La réussite de votre potager dépend en partie du soin que vous apporterez à la préparation du sol. Quelque soit la surface à planter, commencez par retirer les mauvaises herbes et les pierres. Le traditionnel bêchage permet d’ameublir et d’aérer la terre en profondeur. Pour l’affiner, terminez par le passage d’une griffe ou d’un râteau. Vous pouvez aussi préparer le terrain, sans le retourner, avec une bêche biologique qui ne bouleverse pas les couches du sol.

Enrichir

Les légumes sont gourmands. Pour soutenir leur croissance, il faut donc les nourrir dès le départ. Avant de semer ou de planter, mélangez à la terre du compost-maison (bien mûr), du terreau ou du fertilisant « spécial-potager ». La courgette et la tomate en raffolent. En cours de culture, stimulez vos légumes avec des engrais en granulés, faciles à disperser sur le sol. On peut aussi arroser certains légumes avec un engrais liquide. A la clé : de belles récoltes.

Entretenir

Pour vous simplifier la vie, recouvrez la terre d’un paillage (paillis de lin, paillis de chanvre ou cosses de sarrasin). Cela limite les mauvaises herbes et le sol reste frais, même au coeur de l’été. Pour une efficacité optimale, appliquez le paillage après une bonne ondée, il pourra être incorporé au sol en hiver. Certains jardiniers mettent en place un paillage permanent. Les vers de terre et les micro-organismes, plus nombreux sous le paillage, ameublissent le sol et évitent le bêchage. Comme la salade, le haricot, la tomate et la courgette sont très gourmands en eau ; on a donc tout intérêt à arroser à l’eau de pluie. Installez donc un  récupérateur d’eau sur vos gouttières (placé sur la toiture d’une maison de 100 m² au sol, on récupère jusqu’à 63 m3 par an). Une solution très économique ! Au printemps, arrosez le matin. En été, opérez le soir pour limiter les pertes par évaporation. Avec les plantes chameaux comme l’ail, l’oignon, le thym ou la fève, l’arrosage est superflu.

Protéger

En cultivant des fleurs entre vos rangs de légumes, vous allez attirer des insectes pollinisateurs (abeilles, papillons), des insectes auxiliaires (coccinelles, syrphes, perce-oreilles) et nombre d’oiseaux.

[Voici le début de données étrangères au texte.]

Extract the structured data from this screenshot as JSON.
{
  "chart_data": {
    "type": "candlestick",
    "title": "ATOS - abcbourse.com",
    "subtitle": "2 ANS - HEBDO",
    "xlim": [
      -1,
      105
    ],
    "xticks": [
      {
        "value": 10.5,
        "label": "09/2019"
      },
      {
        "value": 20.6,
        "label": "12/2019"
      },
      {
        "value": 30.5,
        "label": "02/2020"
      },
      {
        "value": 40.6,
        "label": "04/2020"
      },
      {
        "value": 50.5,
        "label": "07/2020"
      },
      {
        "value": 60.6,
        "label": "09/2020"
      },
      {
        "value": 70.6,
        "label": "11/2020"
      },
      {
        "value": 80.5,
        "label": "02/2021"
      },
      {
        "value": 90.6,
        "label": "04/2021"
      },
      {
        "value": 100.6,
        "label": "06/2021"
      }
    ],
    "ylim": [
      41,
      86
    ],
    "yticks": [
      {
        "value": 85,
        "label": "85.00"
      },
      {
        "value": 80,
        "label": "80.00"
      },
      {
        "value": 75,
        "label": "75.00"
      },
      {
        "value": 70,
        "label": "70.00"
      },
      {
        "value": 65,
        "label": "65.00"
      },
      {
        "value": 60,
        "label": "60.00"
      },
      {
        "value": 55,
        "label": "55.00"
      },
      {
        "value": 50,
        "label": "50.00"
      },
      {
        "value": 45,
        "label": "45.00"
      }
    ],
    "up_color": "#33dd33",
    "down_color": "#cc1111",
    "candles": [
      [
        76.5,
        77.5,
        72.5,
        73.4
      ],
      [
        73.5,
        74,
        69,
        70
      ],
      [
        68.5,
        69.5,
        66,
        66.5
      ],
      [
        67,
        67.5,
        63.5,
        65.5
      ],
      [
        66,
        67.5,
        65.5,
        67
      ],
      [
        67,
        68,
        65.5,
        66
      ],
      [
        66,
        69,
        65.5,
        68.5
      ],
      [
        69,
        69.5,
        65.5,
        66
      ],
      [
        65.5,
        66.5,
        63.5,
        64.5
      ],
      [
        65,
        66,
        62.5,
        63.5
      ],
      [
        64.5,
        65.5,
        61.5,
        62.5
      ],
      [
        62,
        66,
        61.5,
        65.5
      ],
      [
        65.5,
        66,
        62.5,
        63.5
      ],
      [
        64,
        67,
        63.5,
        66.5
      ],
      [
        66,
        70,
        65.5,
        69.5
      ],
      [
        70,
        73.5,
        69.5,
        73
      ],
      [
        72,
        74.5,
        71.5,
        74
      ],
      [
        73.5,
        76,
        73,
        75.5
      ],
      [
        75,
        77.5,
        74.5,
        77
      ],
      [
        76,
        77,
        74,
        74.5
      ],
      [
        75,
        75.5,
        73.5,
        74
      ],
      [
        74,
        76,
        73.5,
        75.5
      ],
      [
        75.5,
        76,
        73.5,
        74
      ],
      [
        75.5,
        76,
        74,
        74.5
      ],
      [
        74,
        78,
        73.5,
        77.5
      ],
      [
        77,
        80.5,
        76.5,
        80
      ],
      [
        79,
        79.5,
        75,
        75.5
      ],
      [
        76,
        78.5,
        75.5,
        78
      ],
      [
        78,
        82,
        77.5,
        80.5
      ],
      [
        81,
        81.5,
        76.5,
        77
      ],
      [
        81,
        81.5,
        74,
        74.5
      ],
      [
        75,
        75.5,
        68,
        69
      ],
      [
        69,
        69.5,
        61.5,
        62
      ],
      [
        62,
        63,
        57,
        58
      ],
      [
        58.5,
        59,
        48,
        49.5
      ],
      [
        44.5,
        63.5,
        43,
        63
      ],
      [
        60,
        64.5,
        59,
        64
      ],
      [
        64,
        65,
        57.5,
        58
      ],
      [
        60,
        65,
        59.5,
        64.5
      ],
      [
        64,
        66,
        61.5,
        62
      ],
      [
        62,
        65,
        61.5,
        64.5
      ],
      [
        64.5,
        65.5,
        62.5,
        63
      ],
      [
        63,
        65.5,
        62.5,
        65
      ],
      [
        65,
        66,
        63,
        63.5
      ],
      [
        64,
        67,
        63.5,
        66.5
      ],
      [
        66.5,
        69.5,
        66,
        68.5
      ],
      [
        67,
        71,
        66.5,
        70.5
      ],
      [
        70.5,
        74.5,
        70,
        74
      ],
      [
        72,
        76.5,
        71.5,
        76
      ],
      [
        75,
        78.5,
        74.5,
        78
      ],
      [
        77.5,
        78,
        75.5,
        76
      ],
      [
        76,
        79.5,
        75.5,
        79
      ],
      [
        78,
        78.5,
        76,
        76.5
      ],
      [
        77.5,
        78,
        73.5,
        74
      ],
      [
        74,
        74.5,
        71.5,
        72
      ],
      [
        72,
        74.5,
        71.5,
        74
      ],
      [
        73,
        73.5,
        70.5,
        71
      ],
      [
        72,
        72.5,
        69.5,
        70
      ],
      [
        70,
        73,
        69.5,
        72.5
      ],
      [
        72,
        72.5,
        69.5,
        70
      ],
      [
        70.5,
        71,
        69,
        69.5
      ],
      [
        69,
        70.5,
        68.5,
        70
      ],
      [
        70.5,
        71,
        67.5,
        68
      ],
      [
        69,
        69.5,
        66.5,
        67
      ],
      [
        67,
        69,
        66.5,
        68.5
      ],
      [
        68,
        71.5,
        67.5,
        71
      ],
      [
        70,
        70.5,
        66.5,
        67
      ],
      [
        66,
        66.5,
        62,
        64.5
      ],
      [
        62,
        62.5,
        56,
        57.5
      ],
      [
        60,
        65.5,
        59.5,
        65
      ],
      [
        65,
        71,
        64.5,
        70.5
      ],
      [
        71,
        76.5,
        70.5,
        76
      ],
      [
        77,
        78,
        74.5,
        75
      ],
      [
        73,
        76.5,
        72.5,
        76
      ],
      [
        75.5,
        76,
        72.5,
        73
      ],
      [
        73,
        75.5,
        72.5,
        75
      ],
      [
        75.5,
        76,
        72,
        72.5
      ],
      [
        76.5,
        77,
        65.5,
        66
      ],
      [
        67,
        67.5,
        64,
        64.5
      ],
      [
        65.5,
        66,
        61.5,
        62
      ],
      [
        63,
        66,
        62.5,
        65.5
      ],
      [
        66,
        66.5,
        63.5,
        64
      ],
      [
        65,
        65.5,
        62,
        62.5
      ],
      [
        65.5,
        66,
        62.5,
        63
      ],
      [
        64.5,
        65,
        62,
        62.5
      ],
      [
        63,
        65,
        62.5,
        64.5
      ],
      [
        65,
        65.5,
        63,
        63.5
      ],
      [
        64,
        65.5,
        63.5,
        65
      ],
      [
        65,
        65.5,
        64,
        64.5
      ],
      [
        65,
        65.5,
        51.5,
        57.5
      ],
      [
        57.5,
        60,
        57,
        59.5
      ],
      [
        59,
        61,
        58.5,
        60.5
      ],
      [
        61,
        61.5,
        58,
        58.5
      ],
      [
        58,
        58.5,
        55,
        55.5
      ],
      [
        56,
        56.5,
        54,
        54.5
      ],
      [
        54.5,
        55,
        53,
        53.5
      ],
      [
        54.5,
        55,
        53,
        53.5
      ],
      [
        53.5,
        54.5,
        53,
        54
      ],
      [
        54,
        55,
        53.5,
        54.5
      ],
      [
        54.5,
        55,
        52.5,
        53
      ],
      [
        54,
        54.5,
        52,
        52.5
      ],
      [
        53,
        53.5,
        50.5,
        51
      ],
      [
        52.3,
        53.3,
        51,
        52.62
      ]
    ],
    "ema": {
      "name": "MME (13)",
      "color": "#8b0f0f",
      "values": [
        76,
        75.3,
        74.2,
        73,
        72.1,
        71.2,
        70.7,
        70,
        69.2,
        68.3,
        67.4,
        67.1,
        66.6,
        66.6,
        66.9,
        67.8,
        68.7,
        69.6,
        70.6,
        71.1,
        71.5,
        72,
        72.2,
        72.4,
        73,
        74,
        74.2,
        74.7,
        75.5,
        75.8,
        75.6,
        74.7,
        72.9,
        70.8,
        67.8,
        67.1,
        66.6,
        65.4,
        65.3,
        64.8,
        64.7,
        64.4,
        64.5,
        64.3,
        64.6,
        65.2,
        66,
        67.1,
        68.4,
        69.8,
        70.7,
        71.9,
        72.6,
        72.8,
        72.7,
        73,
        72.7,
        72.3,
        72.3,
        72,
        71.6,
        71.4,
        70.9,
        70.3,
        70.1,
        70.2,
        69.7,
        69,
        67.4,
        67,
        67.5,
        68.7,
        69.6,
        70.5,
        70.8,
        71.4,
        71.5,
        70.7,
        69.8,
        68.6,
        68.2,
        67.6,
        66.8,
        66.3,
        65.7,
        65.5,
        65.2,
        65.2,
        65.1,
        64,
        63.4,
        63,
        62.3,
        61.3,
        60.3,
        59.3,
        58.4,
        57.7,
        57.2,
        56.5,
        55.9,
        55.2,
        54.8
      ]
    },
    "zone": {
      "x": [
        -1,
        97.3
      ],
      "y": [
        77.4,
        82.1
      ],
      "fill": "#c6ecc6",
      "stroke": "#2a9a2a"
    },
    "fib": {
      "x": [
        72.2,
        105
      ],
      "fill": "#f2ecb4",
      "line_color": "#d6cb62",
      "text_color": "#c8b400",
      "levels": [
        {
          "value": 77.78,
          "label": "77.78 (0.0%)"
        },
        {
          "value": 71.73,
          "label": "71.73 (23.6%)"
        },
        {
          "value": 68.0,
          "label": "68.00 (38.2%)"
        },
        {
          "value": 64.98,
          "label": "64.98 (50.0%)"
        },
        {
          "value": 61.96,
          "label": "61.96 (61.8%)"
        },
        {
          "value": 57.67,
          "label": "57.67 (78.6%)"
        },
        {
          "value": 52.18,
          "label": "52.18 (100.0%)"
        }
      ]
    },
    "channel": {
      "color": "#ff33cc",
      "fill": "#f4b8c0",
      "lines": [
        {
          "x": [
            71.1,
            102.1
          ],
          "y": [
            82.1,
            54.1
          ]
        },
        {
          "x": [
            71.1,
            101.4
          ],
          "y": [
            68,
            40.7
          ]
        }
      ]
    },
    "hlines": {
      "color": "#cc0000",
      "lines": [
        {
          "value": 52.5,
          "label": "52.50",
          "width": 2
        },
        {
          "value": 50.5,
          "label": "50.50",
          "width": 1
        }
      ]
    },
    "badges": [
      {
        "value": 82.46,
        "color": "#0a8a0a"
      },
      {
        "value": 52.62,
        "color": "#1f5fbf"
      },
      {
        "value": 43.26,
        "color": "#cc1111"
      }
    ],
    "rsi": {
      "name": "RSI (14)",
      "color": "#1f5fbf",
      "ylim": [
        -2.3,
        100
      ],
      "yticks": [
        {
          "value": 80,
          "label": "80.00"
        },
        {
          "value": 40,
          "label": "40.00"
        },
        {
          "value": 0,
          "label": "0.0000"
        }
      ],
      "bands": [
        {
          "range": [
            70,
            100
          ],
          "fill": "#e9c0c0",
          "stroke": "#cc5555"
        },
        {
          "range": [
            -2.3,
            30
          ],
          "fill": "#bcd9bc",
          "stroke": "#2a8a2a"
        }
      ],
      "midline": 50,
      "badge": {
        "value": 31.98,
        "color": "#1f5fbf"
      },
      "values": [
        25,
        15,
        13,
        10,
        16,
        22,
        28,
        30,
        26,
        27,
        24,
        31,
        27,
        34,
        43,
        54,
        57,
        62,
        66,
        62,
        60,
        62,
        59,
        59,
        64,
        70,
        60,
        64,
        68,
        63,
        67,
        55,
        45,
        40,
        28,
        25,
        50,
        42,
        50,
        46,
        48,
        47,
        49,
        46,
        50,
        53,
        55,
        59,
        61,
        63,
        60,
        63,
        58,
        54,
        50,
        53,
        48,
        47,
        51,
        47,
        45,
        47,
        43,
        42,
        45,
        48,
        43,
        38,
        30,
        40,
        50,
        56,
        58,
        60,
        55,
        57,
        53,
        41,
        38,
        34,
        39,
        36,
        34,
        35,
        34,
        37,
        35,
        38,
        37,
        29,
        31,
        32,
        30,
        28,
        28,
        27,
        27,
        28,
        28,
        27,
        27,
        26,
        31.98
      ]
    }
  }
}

Cette biodiversité participe activement au contrôle des populations de pucerons, de chenilles et autres parasites. Pour maintenir cet équilibre naturel, installez des nichoirs et des hôtels à insectes, au coeur de votre potager. Avec un peu de patience, le hérisson mangeur d'escargots et de limaces trouvera le gîte sous un tas de bois.